Shares of Salesforce (NYSE: CRM) are down almost 7% in premarket trading Thursday despite the company reporting better-than-expected Q2 earnings per share (EPS) and revenue. However, CRM provided weak guidance for 2023, hence a move down in aftermarket hours on Wednesday.


How Did CRM Do in Q2?


Salesforce reported an adjusted EPS of $1.19 for the second quarter, topping the consensus estimates of $1.02 per share, according to Refinitiv. Net income stood at $68 million in Q2, down from $535 million in the same period last year. 


Revenue came in at $7.72 billion in the three-month period ended July 31, up 22% year-over-year, and above the consensus projection of $7.69 billion. 


Salesforce reported $1.83 billion in service subscription and support revenue, up 14% from the year-ago period. Sales business nabbed $1.7 billion in revenue, up nearly 15% year-over-year. The company’s Platform and Othercategory, which includes the communications platform Slack, reported $1.48 billion in revenue, up 53% year-over-year. 


Going forward, Salesforce expects Q3 adjusted EPS in the range of $1.20 to $1.21, missing the consensus estimates of $1.29 per share. The company expects third-quarter revenue to be in the range of $7.82 billion to $7.83 billion, well below the analyst consensus of $8.07 billion. Salesforce said its weaker-than-expected revenue guidance comes in part due to the high impact of foreign exchange rates. 


For the full fiscal 2023, Salesforce now expects adjusted EPS in the range of $4.71 to $4.73, down from the previous forecast of $4.74 to $4.76 per share, while analysts were looking for $4.75 per share.


The cloud-based software maker expects full-year revenue in the range of $30.9 billion to $31 billion, down from the previous guidance of $31.8 billion and below the consensus estimates of $31.73 billion. Salesforce said its full-year guidance involves an $800 million negative foreign exchange impact. 


CEO Mark Benioff said the company has weathered weak economic cycles before. 


“Sales cycles can get stretched, deals are inspected by higher levels of management and all of this we began to start to see in July,” he said. “Nearly everyone I’ve talked to is taking a more measured approach to their business. We expect these trends to continue in the near term, and we’ve reflected this in our guidance.”


However, the company’s CFO Amy Weaver said the slowdown was evident only in specific categories. Demand was weaker from small and medium-sized businesses (SMBs), especially in North America and Europe, across retail, consumer goods, and communications and media sectors. 

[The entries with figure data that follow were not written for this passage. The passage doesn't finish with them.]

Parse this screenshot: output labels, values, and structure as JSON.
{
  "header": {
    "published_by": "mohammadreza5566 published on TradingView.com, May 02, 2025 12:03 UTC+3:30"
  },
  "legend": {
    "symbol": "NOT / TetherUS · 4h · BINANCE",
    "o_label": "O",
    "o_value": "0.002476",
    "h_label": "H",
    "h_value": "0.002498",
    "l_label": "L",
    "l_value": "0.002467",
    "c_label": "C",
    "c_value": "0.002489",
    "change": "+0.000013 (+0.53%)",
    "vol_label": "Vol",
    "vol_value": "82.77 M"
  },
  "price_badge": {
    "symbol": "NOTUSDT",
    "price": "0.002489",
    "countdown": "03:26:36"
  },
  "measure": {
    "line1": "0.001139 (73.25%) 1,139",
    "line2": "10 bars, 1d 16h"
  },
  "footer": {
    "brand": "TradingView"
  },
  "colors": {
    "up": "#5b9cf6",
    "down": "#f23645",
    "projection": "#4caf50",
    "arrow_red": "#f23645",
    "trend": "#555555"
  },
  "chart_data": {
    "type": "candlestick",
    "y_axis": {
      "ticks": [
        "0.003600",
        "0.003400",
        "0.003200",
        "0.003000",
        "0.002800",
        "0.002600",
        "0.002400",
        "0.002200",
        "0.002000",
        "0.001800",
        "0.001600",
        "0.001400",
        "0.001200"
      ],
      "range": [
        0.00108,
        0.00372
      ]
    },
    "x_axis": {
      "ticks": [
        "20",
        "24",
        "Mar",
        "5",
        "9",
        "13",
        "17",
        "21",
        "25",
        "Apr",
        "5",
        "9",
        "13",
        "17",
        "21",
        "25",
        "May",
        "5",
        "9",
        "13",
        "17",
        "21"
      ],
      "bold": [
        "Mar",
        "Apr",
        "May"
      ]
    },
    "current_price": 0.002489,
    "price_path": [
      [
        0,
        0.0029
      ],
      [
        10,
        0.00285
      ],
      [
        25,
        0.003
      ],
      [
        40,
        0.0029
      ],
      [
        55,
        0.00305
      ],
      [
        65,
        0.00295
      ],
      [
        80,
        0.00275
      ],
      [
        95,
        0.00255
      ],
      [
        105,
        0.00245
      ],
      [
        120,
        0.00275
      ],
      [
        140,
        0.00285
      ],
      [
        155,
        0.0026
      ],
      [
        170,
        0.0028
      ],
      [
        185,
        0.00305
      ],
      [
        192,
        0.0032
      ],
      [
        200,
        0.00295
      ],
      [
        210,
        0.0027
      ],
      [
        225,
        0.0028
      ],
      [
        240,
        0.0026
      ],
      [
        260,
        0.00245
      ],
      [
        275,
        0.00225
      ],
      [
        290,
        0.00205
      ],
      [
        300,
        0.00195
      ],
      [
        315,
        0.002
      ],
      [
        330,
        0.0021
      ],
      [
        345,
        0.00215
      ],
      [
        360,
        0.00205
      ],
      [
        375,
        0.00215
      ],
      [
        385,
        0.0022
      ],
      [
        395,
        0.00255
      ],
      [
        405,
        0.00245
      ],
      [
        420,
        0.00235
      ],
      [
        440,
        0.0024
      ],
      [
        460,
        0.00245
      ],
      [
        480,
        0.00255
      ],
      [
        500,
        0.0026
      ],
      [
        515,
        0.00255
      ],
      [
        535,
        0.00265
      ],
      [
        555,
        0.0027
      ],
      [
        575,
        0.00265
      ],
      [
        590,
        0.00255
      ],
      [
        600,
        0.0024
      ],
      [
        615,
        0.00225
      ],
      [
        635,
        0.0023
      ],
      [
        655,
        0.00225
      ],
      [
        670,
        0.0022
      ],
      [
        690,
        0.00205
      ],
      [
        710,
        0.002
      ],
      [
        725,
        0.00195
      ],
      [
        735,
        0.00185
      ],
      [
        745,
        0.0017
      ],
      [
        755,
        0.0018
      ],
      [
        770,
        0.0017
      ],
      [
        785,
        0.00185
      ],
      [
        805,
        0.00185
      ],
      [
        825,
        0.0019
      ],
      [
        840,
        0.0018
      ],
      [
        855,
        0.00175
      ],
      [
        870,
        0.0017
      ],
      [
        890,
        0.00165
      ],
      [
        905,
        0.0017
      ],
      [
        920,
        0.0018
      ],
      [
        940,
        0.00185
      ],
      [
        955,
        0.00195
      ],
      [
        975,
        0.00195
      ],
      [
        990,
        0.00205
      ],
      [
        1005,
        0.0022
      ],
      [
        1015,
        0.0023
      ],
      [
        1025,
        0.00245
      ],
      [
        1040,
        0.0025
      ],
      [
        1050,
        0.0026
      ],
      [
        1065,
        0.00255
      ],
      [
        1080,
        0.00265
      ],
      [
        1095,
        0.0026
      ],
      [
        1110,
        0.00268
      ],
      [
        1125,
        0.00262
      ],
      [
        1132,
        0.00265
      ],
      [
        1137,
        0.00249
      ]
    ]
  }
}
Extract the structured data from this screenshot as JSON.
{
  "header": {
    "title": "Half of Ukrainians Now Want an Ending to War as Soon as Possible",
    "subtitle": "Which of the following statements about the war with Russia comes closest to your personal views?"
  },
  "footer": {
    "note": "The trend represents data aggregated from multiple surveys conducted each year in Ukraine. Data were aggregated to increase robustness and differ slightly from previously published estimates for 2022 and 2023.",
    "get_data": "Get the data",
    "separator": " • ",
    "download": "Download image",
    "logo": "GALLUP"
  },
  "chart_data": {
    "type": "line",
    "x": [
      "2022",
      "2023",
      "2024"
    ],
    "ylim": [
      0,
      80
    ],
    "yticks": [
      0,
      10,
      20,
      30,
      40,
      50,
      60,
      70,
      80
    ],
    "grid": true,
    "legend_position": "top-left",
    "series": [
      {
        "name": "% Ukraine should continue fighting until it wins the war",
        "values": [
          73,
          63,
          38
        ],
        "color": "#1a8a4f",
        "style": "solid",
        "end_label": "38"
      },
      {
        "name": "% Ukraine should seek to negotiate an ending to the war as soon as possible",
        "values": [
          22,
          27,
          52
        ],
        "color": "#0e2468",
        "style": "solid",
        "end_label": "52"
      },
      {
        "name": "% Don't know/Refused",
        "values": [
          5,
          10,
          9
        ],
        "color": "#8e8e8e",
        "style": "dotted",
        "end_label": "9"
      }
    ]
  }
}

“From a product perspective, commerce and marketing saw more pronounced decelerations, while sales and service remained strong,” Weaver said. Even with weakness in revenue, Salesforce reiterated its guidance for an adjusted operating margin of 20.4% for the 2023 fiscal year.


In its most recent quarter, Salesforce introduced fresh marketing and commerce solutions and bought – a startup that created a Slack chatbot to improve the customer-relationship management platform. 


Salesforce, which bought Slack for $28 billion in 2021, said it plans to hike the chat offering costs for the first time since its launch in 2014. The company said it still expects $1.5 billion in Slack revenue for the full fiscal 2023. 


The San Francisco, California-based company also approved its first $10 billion share repurchase plan. Benioff said the move will not keep Salesforce from making further acquisitions. 




Shares of Salesforce are down nearly 30% this year, with the stock now down a further 7% on the back of the weaker-than-expected guidance. Tech stocks have had a very challenging year so far as red-hot inflation and aggressive interest rate hikes by the Fed push investors away from risk assets.